The Chinese internet is empathizing with a food delivery driver who recently made a viral video breaking down his monthly income. Many people are concerned over his “unreasonable” and “exploitative” working conditions — an indication of changing attitudes towards labor in China.


A screenshot from the food delivery driver’s video show his salary breakdown

A screenshot from the food delivery driver’s video shows his salary breakdown


At the end of last month, the takeaway driver in the video took home 12,147 RMB (about 1,687 USD) after completing 1,862 orders. That amounts to a daily average of about 60 orders, which some commenters surmise took nearly 17 hours per day.


However, this delivery driver’s salary falls at the high end of the spectrum. According to a labor survey, the average monthly salary for a delivery driver who works more than 11 hours a day is only 8,789 RMB (1,220 USD).


To put those numbers in context: China’s average monthly salary was 1,393 USD as of December 2021.


The long working hours endured by delivery drivers and other workers have prompted netizens to question China’s labor law. Last August, the country’s Supreme Court capped the legal workweek at 44 hours in response to China’s pervasive ‘996’ work culture, which means working 12 hours a day, six days a week.


a meituan delivery driver with their kid

A food delivery driver in China working with his child in tow


Two other elements from the video stood out to netizens: the driver’s lack of social security benefits and a 10 RMB (about 1.4 USD) salary deduction for every bad review.


As delivery drivers are usually hired as contractors, food delivery companies only provided them with commercial medical insurance until the government stepped in last year and required the enterprises to pay social security as well. However, this policy has only been in place for a little over a year and — judging from the video — it seems that nothing has changed.


eleme driver drops food off

A delivery driver drops off a food order


People also debated over the 10 RMB that was deducted due to a “bad review.”
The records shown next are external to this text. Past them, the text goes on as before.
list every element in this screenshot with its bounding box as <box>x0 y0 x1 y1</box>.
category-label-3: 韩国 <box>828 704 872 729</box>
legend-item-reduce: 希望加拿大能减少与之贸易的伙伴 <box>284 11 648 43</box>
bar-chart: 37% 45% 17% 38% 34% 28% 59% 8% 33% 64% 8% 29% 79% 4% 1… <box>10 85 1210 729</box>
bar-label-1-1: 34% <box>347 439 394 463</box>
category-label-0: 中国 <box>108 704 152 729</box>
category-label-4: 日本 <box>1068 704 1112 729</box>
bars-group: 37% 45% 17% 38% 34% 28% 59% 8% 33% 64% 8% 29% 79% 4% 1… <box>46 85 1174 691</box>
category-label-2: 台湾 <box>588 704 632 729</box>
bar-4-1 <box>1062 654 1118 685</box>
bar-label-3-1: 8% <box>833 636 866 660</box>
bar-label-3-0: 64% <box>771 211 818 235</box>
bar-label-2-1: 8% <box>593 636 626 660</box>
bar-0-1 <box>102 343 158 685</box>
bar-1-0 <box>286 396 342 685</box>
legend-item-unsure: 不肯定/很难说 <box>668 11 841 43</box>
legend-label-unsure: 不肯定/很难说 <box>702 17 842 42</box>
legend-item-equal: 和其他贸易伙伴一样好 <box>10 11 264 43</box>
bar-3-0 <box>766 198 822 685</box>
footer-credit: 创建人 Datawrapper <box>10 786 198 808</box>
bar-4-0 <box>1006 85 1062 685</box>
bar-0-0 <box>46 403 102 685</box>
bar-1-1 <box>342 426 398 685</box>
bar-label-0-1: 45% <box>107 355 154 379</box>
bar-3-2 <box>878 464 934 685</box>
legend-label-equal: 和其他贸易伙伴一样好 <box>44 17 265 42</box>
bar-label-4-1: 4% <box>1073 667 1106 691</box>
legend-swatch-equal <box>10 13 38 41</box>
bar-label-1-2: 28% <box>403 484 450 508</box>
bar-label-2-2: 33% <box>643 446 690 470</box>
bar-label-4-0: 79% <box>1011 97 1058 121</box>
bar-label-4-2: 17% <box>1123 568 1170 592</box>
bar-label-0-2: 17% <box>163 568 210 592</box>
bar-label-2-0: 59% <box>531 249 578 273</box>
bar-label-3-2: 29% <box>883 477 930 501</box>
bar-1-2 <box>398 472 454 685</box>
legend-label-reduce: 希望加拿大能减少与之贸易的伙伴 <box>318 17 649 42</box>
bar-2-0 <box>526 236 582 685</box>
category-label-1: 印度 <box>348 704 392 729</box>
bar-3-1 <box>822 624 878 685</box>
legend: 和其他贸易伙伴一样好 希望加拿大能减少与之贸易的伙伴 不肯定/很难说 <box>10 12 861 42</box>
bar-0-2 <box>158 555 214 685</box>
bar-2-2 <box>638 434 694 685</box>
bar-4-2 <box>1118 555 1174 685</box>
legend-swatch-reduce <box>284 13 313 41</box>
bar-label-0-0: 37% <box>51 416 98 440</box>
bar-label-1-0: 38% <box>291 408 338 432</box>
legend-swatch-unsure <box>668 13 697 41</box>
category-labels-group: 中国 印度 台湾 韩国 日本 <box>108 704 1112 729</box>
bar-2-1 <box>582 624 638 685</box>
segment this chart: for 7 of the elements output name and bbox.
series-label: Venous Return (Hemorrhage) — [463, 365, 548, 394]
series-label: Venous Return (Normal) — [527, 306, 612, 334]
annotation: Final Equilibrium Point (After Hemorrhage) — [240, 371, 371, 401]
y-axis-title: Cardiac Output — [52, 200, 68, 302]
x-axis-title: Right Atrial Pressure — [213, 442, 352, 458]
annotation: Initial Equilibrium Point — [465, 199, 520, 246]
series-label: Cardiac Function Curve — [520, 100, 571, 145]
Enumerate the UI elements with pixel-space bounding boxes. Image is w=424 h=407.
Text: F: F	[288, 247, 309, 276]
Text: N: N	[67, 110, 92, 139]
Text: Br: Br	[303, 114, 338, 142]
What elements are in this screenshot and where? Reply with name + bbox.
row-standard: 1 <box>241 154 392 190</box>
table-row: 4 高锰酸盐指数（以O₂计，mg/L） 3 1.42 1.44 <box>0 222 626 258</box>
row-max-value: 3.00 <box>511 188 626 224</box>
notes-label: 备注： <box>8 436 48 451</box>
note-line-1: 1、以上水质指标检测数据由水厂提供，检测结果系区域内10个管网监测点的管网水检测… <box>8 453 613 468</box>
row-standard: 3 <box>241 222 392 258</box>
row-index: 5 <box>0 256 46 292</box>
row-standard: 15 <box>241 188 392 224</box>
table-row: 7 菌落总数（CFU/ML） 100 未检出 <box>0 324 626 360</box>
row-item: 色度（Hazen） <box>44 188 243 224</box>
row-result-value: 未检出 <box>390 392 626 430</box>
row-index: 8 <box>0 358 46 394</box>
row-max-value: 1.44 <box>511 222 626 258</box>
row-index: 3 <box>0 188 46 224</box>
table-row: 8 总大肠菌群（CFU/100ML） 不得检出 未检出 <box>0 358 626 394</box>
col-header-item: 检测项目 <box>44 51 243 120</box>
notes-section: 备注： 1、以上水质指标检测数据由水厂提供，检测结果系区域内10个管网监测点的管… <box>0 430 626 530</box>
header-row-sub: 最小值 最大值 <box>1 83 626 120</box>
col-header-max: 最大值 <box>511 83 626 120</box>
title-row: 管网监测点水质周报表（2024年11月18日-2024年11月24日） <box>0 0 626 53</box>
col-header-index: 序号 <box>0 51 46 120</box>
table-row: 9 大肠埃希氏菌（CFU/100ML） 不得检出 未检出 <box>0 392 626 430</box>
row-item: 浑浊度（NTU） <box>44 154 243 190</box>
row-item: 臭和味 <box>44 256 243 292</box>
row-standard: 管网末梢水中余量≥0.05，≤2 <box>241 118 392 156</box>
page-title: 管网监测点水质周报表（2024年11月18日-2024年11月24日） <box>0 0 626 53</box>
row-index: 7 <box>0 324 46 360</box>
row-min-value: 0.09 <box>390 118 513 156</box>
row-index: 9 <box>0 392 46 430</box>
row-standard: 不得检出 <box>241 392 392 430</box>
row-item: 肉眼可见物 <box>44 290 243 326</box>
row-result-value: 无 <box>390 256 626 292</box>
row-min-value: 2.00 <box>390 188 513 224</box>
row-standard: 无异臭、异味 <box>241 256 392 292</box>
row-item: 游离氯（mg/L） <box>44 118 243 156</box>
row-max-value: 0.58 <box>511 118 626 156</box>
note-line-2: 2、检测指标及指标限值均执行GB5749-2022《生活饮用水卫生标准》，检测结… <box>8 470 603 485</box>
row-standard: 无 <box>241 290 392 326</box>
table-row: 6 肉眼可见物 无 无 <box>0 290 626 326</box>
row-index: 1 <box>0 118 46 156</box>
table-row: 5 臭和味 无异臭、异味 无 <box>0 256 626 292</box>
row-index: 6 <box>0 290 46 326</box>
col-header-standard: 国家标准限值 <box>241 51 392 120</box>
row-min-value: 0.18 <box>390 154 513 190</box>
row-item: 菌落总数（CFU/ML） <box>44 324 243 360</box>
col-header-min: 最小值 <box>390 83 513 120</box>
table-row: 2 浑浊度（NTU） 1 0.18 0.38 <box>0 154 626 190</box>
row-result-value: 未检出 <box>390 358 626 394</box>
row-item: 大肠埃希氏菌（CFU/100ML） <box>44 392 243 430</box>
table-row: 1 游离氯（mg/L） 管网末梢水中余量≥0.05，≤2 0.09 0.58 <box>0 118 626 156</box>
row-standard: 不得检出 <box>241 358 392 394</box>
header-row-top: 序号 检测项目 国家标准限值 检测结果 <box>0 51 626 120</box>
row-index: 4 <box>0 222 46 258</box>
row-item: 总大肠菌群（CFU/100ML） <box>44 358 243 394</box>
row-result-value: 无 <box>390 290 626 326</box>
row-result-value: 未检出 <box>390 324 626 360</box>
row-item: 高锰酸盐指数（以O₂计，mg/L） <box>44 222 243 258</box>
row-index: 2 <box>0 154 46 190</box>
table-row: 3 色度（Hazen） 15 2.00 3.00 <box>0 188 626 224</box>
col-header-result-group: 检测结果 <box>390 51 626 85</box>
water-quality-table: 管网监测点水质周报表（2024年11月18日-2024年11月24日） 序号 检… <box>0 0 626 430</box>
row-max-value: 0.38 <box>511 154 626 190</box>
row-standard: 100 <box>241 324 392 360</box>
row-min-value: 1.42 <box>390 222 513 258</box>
One commenter wrote, “I don’t think the platform should arbitrarily deduct money from the delivery staff based on the number of bad reviews, because some bad reviews are malicious or due to customers’ [moods].”


Meanwhile, others called it a “normal punishment.”

Food delivery is incredibly efficient and affordable in China, but that arguably comes at the cost of delivery drivers’ safety. In 2020, People published an exposé of the high-risk nature of the job due to the intense time constraints required by the delivery system. Many drivers have to fight against traffic to deliver an order on time so they won’t face salary deductions.


Pushback against delivery workers’ long hours also represents a general societal shift in attitudes towards labor, as evidenced by the ‘lying flat’ movement, which encourages a more relaxed attitude towards work.